A few years ago the Army was in search of a new sidearm to replace the Beretta M9. The M9 was a gun that I had qualified with when in the Marine Corps. It was and is a good gun, even if the Marine-issued sidearms were utter turds that were beaten under generations of abuse from my fellow jarheads.
That’s the backstory for the FN 509. When the US Military looks for new guns, a host of manufacturers step up to the plate in an attempt to deliver something special. It turns out that SIG Sauer won the contract, but even though they did, the civilian market ended up as the winners with a few new gun models hitting the scene.
One of those guns was the FN 509. It was insta-love for me as a big fan of FN and the guns they make. And kind of special is that FN usually remains out of all the industry drama. When I say that, I’m specifically thinking about Glock and Sig hating on each other, or SIG suing Springfield.
Stuff like that.
FN Herstal doesn’t usually have that drama for one reason or another, and that’s kind of refreshing. FN is in the business of making guns, and it shows.
FN 509 Midsize Review:
The 509 is a 9mm handgun that comes in multiple different sizes and models. For my review here, I have the Midsize, but there are Tactical, compact, and MRD models available as well. I’ve shot most of them and can say that they are very similar besides weight and balance.
Other than that, most of what makes the 509 a good carry gun, will be found across all models. Some of what I really like is the grip and its texture, the trigger break and reset, and some of the other smaller features. Let’s jump right in.
FN 509 Grip:
The grip on the 509 is excellent right out of the box. I’d go as far as to say that in terms of helping a gun stick to your hand it’s one of the best. One of the reasons why I think so highly of it is because it offers multiple different textures in the right places to really enhance how well you can hold onto the gun while shooting.
Even with sweaty hands, the gun stays planted firmly where it’s supposed to while shooting. The reason why I make this such a big deal, is because during an incident when you have to defend yourself you’ll probably have sweaty hands.
In such an event you’ll need all you can have on your side, to include a gun with a grip that helps you hold onto it.
FN 509 Trigger:
The trigger on the 509 is one that offers up a very crisp break after a little slack. I didn’t measure it, but I’d guestimate that it would be somewhere around 6 pounds.

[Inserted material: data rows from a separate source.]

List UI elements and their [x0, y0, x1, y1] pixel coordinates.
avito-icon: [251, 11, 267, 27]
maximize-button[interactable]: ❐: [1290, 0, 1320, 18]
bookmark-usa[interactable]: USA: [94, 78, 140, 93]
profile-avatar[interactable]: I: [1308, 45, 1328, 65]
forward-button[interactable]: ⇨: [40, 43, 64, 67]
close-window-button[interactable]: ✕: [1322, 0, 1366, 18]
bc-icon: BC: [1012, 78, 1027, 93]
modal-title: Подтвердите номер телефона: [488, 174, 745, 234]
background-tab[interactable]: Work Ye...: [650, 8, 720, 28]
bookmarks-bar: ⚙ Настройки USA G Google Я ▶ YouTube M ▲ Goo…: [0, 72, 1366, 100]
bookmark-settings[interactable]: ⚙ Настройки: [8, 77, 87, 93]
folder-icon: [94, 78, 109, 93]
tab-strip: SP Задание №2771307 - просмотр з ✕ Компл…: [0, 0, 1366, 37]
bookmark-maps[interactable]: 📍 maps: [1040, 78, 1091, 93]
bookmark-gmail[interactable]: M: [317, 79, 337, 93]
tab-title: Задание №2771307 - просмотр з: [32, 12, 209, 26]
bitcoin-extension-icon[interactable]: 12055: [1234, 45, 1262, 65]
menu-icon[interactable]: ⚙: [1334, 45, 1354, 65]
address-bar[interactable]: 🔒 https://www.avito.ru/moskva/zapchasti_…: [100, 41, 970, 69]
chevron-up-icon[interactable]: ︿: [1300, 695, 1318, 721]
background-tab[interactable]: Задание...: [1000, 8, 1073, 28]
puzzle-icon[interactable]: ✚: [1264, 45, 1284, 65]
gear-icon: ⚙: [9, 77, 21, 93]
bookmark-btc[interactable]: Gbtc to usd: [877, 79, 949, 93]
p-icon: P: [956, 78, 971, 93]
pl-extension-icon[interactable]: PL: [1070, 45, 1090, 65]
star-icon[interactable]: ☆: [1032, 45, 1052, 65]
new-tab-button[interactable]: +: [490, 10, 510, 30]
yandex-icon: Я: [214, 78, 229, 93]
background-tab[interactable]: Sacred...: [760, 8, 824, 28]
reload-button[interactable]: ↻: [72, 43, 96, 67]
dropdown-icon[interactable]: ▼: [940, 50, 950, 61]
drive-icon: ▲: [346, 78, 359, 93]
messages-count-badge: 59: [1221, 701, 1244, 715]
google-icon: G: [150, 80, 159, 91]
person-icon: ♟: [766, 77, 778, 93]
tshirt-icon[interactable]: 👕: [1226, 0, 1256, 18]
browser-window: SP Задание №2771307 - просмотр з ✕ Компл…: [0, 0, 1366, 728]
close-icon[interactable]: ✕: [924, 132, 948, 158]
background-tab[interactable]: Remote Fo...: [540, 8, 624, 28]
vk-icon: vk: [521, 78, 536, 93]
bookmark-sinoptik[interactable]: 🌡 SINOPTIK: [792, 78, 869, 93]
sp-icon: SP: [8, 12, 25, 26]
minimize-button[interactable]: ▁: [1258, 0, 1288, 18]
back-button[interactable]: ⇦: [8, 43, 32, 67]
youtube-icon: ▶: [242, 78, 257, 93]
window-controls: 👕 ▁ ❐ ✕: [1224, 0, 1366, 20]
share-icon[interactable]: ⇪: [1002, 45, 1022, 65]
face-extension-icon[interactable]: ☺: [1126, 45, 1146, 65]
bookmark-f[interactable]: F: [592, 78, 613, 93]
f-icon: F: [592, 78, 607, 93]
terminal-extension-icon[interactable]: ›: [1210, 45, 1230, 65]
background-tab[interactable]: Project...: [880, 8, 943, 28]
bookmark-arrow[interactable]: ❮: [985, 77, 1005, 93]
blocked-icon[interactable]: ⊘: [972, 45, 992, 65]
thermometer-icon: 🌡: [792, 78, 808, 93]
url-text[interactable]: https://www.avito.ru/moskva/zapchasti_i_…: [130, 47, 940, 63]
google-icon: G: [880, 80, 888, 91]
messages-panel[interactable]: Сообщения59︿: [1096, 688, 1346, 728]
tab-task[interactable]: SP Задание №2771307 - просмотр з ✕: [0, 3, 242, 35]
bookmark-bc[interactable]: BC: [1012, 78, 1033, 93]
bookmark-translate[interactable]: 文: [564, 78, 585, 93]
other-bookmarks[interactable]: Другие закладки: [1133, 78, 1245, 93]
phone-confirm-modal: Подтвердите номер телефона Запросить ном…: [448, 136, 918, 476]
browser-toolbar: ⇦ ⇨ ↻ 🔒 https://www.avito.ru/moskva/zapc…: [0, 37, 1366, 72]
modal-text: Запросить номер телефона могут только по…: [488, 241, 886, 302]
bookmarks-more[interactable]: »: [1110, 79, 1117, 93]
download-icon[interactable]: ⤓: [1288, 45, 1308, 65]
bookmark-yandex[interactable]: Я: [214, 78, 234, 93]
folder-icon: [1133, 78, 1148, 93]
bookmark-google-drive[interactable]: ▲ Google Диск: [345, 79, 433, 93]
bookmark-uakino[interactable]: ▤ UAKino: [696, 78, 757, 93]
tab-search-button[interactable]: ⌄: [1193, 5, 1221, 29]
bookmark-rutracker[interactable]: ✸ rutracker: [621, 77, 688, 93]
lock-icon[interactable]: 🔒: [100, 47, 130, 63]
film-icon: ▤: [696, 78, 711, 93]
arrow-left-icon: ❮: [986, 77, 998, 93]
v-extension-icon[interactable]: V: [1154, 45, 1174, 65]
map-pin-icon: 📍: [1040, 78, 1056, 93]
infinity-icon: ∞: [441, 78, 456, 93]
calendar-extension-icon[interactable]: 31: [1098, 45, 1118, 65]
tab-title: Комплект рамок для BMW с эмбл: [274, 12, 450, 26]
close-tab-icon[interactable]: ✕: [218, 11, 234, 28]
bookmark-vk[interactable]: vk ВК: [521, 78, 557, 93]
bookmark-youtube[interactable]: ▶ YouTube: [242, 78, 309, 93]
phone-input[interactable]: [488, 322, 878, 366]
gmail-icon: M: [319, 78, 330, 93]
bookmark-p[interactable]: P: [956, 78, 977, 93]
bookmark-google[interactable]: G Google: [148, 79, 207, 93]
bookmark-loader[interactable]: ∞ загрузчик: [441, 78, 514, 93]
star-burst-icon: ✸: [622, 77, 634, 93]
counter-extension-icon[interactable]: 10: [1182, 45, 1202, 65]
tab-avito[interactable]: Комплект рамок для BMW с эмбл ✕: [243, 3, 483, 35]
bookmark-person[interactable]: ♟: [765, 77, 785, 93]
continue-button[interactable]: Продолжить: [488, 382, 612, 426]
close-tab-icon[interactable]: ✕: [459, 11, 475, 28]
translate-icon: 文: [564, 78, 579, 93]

It has a flatter face, or shoe, than others but is not a flat trigger, as it is still somewhat curved.
I go more into the trigger in the below video and actually show it being pulled during some dry fire so you can see the take up, break, and reset.
FN 509 Controls:
The controls on the FN 509 are both intuitive and ambidextrous. If you’re left-handed, there is no need to swap anything out because they come as fully ambi from the factory with both the slide stop and the magazine release.
The magazine release is an updated design that sticks out more than the FNS9-C‘s release did that was harder to reach for people with thumbs shaped like mine. This one is better in shape, but not perfect yet for me. Still, the mag release drops the magazine free from the gun as it should.
The slide stop works well as a slide release as well, if you’re like me and use it as such in your training to send the gun into battery. The gun goes back into battery without malfunction whenever I employed this method.
FN 509 Sights:
The sights are really nothing special. The standard sights are luminescent 3 dot sights, but not tritium like these ones are. They’re luminescent in that they require a light source to charge up, and they dim relatively quickly.
The rear sight does have a flat face on it for emergency slide racking, and they are combat height sights.
FN 509 Accuracy and Reliability:
The 509 is accurate at all defensive distances, as well as out to 40 yards, which is the furthest I shot it from. Most of the time I’d shoot at a steel plate, so I’m talking about defensive shooting here, not shooting tight groups.
Though, I’m sure in the right hands that it would shoot tighter groups than I could shoot.
The gun is also very reliable. In the two years I’ve had it I cannot remember any malfunctions using the plethora of different ammunition types and brands that I’ve put through it.
This is a good, reliable, and accurate defensive pistol.
FN 509 Specs:
These are specs taken from FN’s Website.
- CALIBER: 9mm
- OPERATION: Double-action
- MAG CAPACITY: 10 or 15 Rd.
- WEIGHT: 26.5 oz.
- BARREL LENGTH: 4.0″
- OVERALL LENGTH: 7.4″
- TWIST RATE: 1:10″ RH
- HEIGHT: 5.2″
- WIDTH: 1.35″
- TRIGGER PULL: 5.5 – 7.7 lb.
- SIGHT RADIUS: 5.79″
The FN 509 is a real contender for the throne in the personal defense gun market.